人工光合成は宇宙ステーションや地下都市での耕作を可能にする
今回の研究により、人工光合成によって生産された酢酸には、食用に用いられるさまざまな植物・菌類のエネルギー源や体を作る炭素源になることが示されました。
特に藻類クラミドモナス(コナミジンコ)の場合、通常の光合成が一切行われない完全な暗闇の状況でも、人工光合成によって得られた酢酸だけで成長が行われることが判明します。
また追加の調査で、藻類の場合、人工光合成で得られた酢酸を使う場合(太陽光発電➔電気分解➔酢酸➔藻類の成長)、純粋な光合成のみで育てた場合(太陽光➔光合成➔藻類の成長)と比較して、4倍もエネルギー効率が高いことが示されました。

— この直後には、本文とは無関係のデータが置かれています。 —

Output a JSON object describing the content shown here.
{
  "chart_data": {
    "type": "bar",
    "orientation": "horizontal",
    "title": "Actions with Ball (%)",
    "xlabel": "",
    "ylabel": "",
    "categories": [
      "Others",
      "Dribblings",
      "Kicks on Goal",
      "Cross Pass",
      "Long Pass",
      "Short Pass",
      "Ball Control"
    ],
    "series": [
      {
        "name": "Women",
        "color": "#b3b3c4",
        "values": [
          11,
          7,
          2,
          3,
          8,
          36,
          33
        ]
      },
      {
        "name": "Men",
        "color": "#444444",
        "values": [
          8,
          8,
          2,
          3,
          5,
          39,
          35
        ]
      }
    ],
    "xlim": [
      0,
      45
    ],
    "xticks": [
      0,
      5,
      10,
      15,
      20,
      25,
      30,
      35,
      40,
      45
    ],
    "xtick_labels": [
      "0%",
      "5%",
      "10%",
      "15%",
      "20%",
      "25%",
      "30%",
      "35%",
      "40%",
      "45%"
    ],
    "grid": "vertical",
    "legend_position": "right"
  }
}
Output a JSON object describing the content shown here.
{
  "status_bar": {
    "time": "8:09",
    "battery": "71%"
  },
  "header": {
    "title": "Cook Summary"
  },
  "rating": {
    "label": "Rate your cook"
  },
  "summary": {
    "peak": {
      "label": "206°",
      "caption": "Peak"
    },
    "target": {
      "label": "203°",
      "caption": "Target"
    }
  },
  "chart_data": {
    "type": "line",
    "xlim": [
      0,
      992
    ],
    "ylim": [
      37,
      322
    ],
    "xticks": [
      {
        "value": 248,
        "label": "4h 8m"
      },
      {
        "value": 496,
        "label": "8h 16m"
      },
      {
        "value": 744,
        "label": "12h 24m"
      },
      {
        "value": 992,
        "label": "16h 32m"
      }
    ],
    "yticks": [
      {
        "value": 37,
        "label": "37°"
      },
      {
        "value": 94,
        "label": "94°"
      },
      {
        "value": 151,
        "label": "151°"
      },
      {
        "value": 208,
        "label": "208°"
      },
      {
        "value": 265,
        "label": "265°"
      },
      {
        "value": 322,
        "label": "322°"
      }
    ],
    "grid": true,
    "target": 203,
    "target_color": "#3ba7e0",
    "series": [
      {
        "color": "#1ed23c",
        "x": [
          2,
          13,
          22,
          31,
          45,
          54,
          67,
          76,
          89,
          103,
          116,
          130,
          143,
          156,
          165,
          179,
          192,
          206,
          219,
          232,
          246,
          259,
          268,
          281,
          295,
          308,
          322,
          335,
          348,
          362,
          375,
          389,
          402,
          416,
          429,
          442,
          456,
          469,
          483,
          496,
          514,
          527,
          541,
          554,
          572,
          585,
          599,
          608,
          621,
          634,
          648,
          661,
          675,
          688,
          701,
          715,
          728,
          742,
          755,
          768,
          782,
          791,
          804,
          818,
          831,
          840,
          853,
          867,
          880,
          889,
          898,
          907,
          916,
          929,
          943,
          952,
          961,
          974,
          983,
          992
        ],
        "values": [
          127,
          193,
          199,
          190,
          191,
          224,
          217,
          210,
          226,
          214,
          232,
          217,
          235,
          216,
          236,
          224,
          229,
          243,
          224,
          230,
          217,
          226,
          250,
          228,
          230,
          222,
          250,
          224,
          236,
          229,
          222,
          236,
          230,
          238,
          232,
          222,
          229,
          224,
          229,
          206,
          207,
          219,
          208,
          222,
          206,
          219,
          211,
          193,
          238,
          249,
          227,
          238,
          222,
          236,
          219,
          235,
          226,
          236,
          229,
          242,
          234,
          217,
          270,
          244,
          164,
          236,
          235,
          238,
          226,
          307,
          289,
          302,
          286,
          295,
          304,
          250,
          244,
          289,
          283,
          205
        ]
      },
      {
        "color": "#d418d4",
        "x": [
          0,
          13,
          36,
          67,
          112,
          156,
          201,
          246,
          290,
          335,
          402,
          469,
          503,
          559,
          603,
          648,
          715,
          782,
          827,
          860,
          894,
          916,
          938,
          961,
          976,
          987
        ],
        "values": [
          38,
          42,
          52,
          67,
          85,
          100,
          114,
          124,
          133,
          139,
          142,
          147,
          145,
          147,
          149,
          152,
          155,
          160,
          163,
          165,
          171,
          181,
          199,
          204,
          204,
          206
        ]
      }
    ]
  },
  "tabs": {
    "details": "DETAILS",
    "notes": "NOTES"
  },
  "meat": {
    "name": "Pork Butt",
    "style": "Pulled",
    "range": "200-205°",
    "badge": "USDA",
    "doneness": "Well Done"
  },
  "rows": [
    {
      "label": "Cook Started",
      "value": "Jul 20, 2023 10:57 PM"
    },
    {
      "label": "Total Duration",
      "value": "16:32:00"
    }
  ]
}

また酵母の場合、人工光合成で得られた酢酸を使う場合(太陽光発電➔電気分解➔酢酸➔酵母の成長)、トウモロコシから抽出された光合成に由来するブドウ糖を使う場合(光合成➔ブドウ糖➔酵母の成長)に比べて、エネルギー効率は18倍も高くなることが示されました。
加えてイネやトマトなどの馴染み深い食用植物に対しても、人工光合成と光合成を一緒に行うことで、収穫量の促進ができる可能性が示されます。
これらの結果は、人工光合成を利用することで、より少ない耕作面積からより多い植物栽培が可能になる可能性を示します。
光合成に依存しない植物栽培が行えるようになれば、宇宙ステーションや地下環境など、空間や光が限られた場所でも耕作地として使えるようになるでしょう。
研究者たちは、人工光合成を使用して食料を生産することは、農業の革新につながると述べています。